I’ll try and give you the Reader’s Digest version because I could talk about this horror and my love of horror all day long. [laughter] When I was really young, two of my earliest and vividiest memories… I was four when my parents first took me to Disney world. And the thing I remember is the haunted mansion ride, I remember it like it was yesterday. And when I went back as an adult, I was like yup. Sometimes childhood memories get distorted, you know, but the haunted mansion ride was exactly the same. Obviously it left a big impression, I absolutely loved it. And, about the same time, my second memory… at about the same time Ghostbusters came out. Because of my two older brothers, I got taken to a lot more creepy movies than a typical four year old would. So yeah, I watched a lot of Ghostbusters. My brothers were a bit concerned but I totally loved it. Ended up watching it hundreds of times after. And I also loved reading horror, of course.
Then I got older, and started to consider writing more seriously. I always loved writing, but I never considered doing it professionally… It was just something I did, like playing video games or bike riding. When I was around university age, I was still writing a lot. I was writing short stories and thought, you know what, I should send these out for publication. And of course, they were horror stories that I was writing… I think because over the years, I had read and watched so much horror… It felt kind of natural.
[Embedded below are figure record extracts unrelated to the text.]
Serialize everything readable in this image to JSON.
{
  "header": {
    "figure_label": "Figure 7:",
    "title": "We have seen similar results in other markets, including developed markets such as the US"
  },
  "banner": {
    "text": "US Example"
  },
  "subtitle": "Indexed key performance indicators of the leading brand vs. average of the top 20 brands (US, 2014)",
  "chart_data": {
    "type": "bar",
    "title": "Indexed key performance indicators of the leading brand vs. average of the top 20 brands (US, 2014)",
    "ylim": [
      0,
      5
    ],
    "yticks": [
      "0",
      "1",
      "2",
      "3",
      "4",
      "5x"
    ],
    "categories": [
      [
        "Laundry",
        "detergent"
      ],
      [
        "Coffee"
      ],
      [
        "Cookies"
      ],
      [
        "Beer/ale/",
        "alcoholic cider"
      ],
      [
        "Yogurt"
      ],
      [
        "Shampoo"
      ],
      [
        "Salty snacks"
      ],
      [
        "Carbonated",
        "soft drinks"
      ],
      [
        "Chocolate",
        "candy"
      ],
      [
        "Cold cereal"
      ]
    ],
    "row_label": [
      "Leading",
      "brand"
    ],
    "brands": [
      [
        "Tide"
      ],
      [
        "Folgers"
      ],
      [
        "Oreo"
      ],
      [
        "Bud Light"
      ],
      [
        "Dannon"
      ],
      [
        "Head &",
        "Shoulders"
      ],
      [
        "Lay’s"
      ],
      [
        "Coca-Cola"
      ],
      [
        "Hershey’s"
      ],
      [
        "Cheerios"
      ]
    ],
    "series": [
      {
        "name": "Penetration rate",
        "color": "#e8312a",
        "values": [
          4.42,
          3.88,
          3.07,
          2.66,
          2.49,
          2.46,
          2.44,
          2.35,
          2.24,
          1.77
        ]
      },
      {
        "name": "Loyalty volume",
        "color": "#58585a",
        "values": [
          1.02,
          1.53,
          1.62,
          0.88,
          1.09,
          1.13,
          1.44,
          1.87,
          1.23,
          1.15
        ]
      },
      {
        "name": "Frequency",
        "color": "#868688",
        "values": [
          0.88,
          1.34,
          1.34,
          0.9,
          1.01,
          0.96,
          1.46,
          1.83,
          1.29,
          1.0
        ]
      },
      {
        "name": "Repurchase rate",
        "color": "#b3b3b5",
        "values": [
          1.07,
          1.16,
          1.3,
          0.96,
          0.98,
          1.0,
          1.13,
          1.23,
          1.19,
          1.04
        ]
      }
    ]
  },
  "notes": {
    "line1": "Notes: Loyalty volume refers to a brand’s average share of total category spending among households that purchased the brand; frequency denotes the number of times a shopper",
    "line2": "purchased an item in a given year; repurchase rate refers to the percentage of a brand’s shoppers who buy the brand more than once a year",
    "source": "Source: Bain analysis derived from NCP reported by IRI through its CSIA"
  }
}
And, to be completely honest, I’d love to write fantasy but imagine having to spend years doing all the planning… all the maps, backstories, languages, names and the characters… and I thought I just want to do some writing, you know? So I thought I could still do some of those elements with a horror genre instead. I can create a lot and do speculative writing.
So I started doing it and it felt very natural and it was fun, which is another thing, too. Horror stories are so much fun for me. I’ve never been ‘scared’ exactly, and I’m not saying this to sound tough because I’m not… but I feel safe and scared at the same time, which is very fun.
It’s interesting you mention jump scares because I just thought about how they are used in horror movies but the fact is you can’t do jump scares in a book… What are your techniques or tips for writing horror stories then, or the book equivalent of jump scares?
Yeah, that’s kind of funny you know how they do jump scares in movies. There’s always a fake jump scare, like a cat jumping out or… Then there is the loud noise and eerie music playing. You can’t really do that in a book. It’s tough to sort of put it into words how to do that, or the technique. I just put a new YA novel that my agent is currently spinning to publishers and… one of the things she said she loved about the book is that I put multiple jump scares. It’s so hard to make a jump scare and you’ve got multiple… How do you actually do it, though [laughter] I can’t say I have thought much about that. I’d say the secret is to plant the seed, to foreshadow things that might happen… like make sure the character knows there’s a creepy closet in the room, for example, or make sure the audience knows something feels off. This way they’ve got a picture in their mind.
Then, for the jump scare, I’d make it so the character is having a conversation… you know just doing something mundane in general. This way, their mind and thoughts are wrapped in their real-life issues then they turn around and something is right there, in front of them. Then you cut the scene and end the chapter with a cliffhanger.
That’s something I haven’t mentioned: R. L. Stine, who’s written Goosebumps amongst many others, talks about how it’s very important to end every chapter in a cliffhanger. He says in interviews that it got harder and harder as he’s written hundreds of these books, but he always made a point of ending each chapter in a cliffhanger. That is, I think, the closest you can get to a jump scare in a book.
It was a pleasure to interview Joel Sutherland, and I especially enjoyed all the spooky stories he had to share. We wish him the best in all future endeavours—creepy or otherwise!